Правда, в жилищах других людей напольных покрытий вообще не было, их заменяла доливка — слой рыжей глины, перемешанной с конским навозом и нанесенной поверх утрамбованного грунта. По голой доливке старались не ходить, ибо на ней оставались вмятины и рытвинки. Во избежание этого глиняный пол покрывали ряднами — ковриками, плетенными крючком из старых, порванных на веревочки одежд. Доливка была сравнительно теплым полом, но все равно имела свои неудобства, например она являлась источником пыли, от которой не избавляли и рядна. Ухаживали за глиняным покрытием так: в небольшой посудине делали раствор глины, приблизительно такой консистенции, как тесто на тонкие блины, затем с помощью небольшой скомканной тряпочки, квача (теперь бы это была губка или щеточка, а тогда строительный реквизит был скуден), этот раствор наносили на доливку.

Даже я помню, какой восторг и чувство комфорта испытывали люди, которые, чуток обжившись, позволяли себе покрыть доливку краской. Это было настоящим шиком, потому что в доме уменьшалось количество пыли — пол приобретал цвет, зажиточно блестел маслянистыми отливами, и его можно было протирать влажной тряпкой, а не смачивать жидко разведенной глиной. Но это у других — хаты, рядна, пыль, крашеная доливка…

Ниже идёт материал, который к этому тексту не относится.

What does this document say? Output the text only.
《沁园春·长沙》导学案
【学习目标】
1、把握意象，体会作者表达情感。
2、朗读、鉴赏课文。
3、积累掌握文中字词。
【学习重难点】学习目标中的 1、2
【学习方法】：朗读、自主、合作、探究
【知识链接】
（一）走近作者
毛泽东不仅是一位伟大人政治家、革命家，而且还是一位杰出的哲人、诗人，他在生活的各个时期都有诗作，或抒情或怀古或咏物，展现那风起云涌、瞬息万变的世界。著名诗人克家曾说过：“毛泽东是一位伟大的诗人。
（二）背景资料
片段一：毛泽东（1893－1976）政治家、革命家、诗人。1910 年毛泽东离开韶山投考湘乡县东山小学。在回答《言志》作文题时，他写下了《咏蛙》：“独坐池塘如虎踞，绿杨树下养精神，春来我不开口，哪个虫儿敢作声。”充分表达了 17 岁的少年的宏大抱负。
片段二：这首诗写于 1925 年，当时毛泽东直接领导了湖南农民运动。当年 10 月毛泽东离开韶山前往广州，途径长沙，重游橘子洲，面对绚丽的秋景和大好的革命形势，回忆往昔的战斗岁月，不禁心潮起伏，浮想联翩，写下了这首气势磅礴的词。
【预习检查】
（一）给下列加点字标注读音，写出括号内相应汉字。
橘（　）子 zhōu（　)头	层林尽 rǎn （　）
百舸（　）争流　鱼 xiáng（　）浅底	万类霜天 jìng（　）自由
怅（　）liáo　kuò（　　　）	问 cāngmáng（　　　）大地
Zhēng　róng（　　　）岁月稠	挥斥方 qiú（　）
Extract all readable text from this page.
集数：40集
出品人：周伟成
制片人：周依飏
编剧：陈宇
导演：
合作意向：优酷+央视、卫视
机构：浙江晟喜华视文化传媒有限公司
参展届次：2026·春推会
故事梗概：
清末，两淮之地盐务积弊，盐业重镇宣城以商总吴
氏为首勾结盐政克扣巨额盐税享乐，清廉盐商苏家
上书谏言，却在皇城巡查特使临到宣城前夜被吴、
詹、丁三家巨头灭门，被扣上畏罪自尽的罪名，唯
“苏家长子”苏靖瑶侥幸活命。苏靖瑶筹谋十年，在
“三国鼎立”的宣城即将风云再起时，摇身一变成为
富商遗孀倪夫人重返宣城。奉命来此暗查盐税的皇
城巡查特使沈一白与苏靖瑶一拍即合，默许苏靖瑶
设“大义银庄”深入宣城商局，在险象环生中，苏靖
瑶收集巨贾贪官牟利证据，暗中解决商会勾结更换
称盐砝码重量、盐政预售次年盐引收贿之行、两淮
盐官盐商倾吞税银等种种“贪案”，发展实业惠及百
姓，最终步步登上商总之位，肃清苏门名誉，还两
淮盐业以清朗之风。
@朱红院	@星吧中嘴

У нас этого не было. Мы жили в хорошем трехкомнатном доме с просторной кухней, кладовкой и сенями, меблированном прекрасной мебелью ручной работы — от лучших уездных краснодеревщиков той поры.

Наверное, тут уместно сказать, что в старой России была одна еще до недавних времен бытовавшая традиция, не привлекавшая ничьего внимания, задумываться над смыслом которой никому просто не приходило в голову. А состояла она вот в чем: каждый образованный человек в своем доме располагал прежде всего библиотекой. Она–то и являлась мерилом образованности обитателей дома. Книги в домашней библиотеке обязательно содержались в добротных книжных шкафах, составляющих часть обстановки. Причем в библиотеку ставилась не детективная макулатура, не тошнотворное чтиво «про любовь» и «красивую жизнь», а собрания сочинений настоящих классиков. От Пушкина до Мельникова — Печерского, от Лермонтова до Куприна, от Гоголя до Мордовцева, Писемского, Даля. Как и издания Маркса, кстати, познакомившего Россию с Чеховым. Стоял на полках и сам Чехов, книги Короленко, Марка Твена, сказки Гофмана, Грима, Андерсена. Даже были Данте и Шекспир — классики не для развлекательного времяпрепровождения.